The second day was spent at the Hope Institute.  Founded in 1963 by the Jamaica Cancer Society, the hospital has grown to 45 beds, for patients receiving chemotherapy and radiation and for end-of-life hospice care.  Since patients frequently travel long distances for cancer care in Jamaica, beds are often used to house patients for prolonged courses of treatment.  The wards had clean crisp linens, and the smells of fresh cooked meals in the large recently modernized kitchen wafted through the rooms.  The nurses had an air of easy familiarity with their charges and the atmosphere was upbeat, despite the fact that many of the patients were gravely ill.  I was asked to lecture on several subjects, and given an air conditioned auditorium and three hours which I doubted seriously that I could fill.  As it turned out, the nurses, therapists, residents and students who attended felt comfortable enough to ask questions, and a home cooked midday meal helped pass the time quickly.  My old Resident’s Manual, given to me at Massachusetts General Hospital in 1982 and carried with me for over thirty years as a souvenir, was a major source of interest, because it contained information pertinent to the treatment of patients with the equipment that is available to cancer patients in the public sector of Jamaica, equipment that has long been abandoned or replaced in our own country.

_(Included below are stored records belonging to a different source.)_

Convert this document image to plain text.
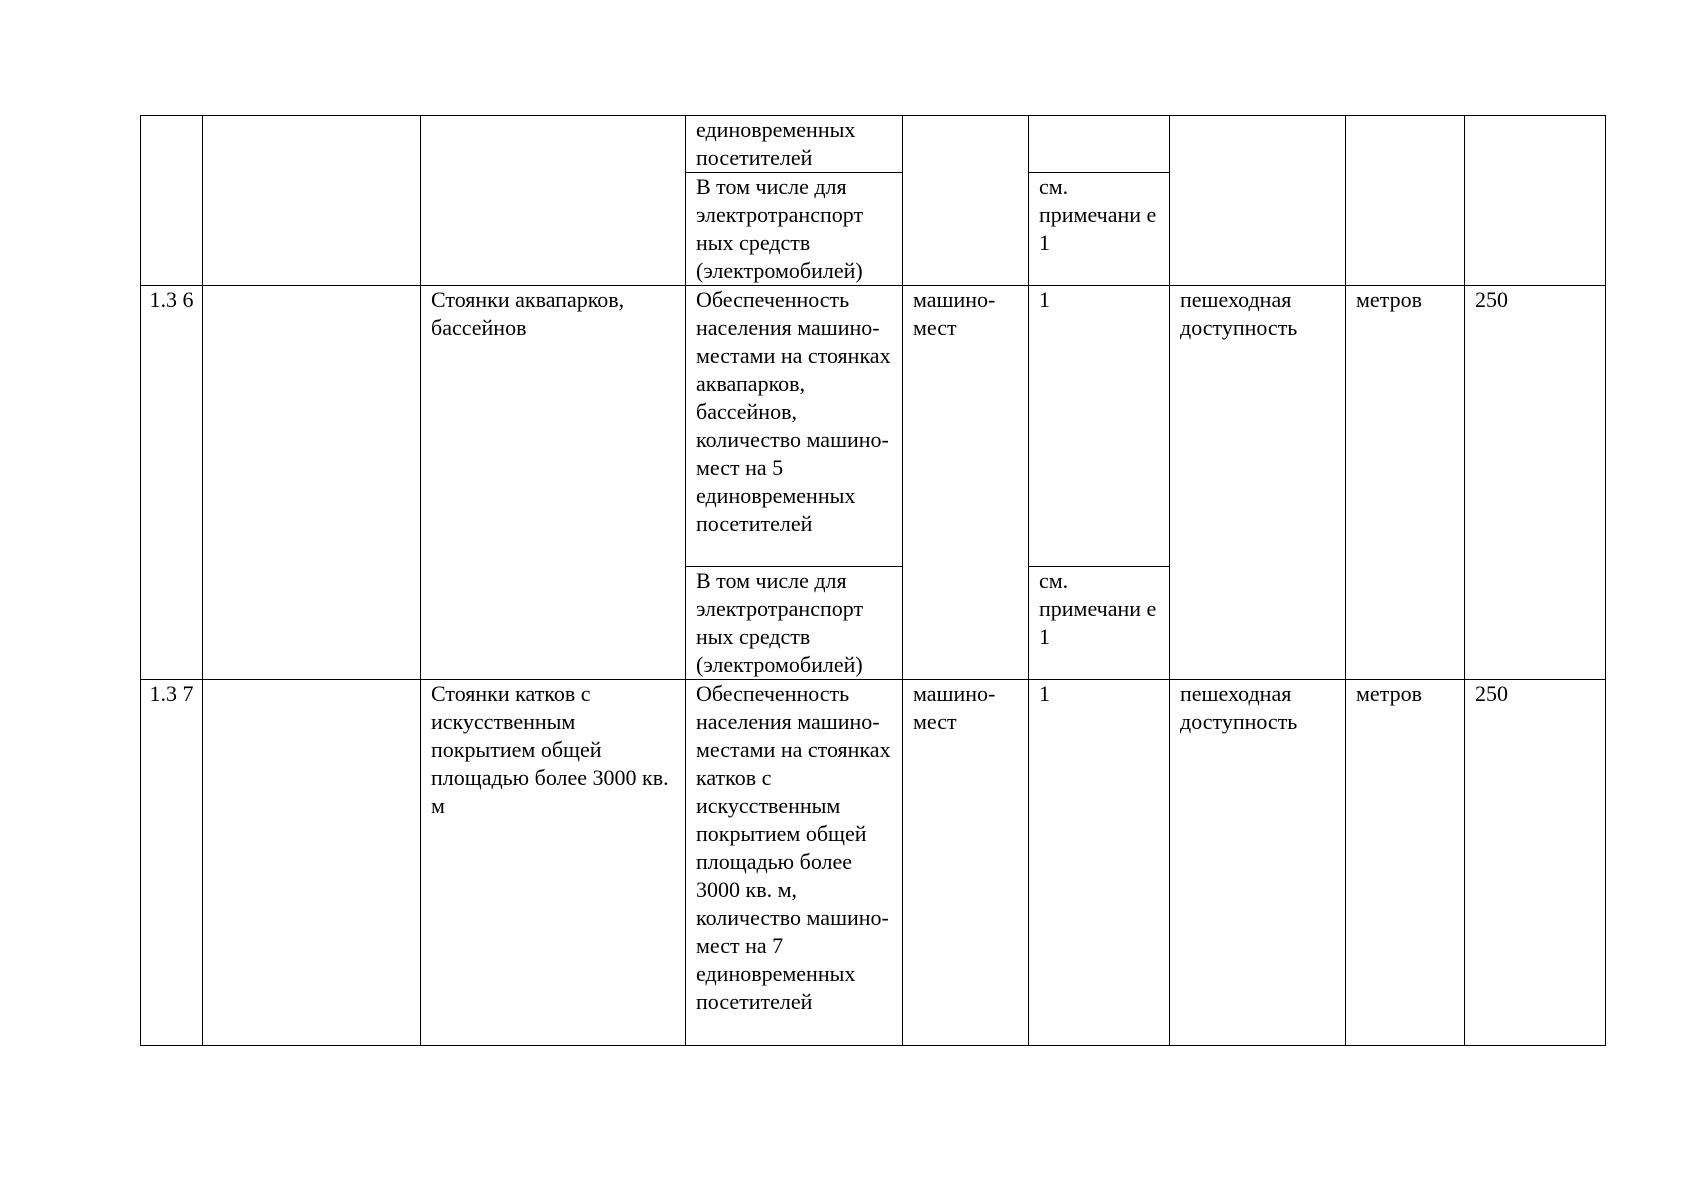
			единовременных посетителей					
			В том числе для электротранспорт ных средств (электромобилей)		см. примечани е 1			
1.3 6		Стоянки аквапарков, бассейнов	Обеспеченность населения машино-местами на стоянках аквапарков, бассейнов, количество машино-мест на 5 единовременных посетителей	машино- мест	1	пешеходная доступность	метров	250
			В том числе для электротранспорт ных средств (электромобилей)		см. примечани е 1			
1.3 7		Стоянки катков с искусственным покрытием общей площадью более 3000 кв. м	Обеспеченность населения машино-местами на стоянках катков с искусственным покрытием общей площадью более 3000 кв. м, количество машино-мест на 7 единовременных посетителей	машино- мест	1	пешеходная доступность	метров	250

The thing that struck me the most about my experience in Kingston was the fact that despite the human suffering that I saw, in a country short on both technology and morphine, the patients remained hopeful and even cheerful in the face of extreme adversity.  I asked my host, Dr. Spence, how this could be, coming from the land of complainers, myself chief amongst them. She replied, “Most people in Jamaica have a deep faith.  They truly feel that they are in God’s hands, and what will be, will be and only God knows best.”  As I watched her move from bed to bed, giving comfort to the dying with only her soft voice and her cool touch upon their feverish foreheads, I realized something that sometimes I have forgotten in my excitement over the technology that I have available every day, without even thinking about it.  In the end it’s not about the technology at all.  For the most desperate among us, it’s about faith, and about love and human kindness.  For this reminder, I will be forever grateful.

7 comments

  1. from the Species Coleoptera: “And in the end, the love you take is equal to the love you make.” Or is it a Phylum, and does that really matter?

  2. “The laying on of hands.” That’s what medicine used to be. And still should be. The human touch is so important to us all.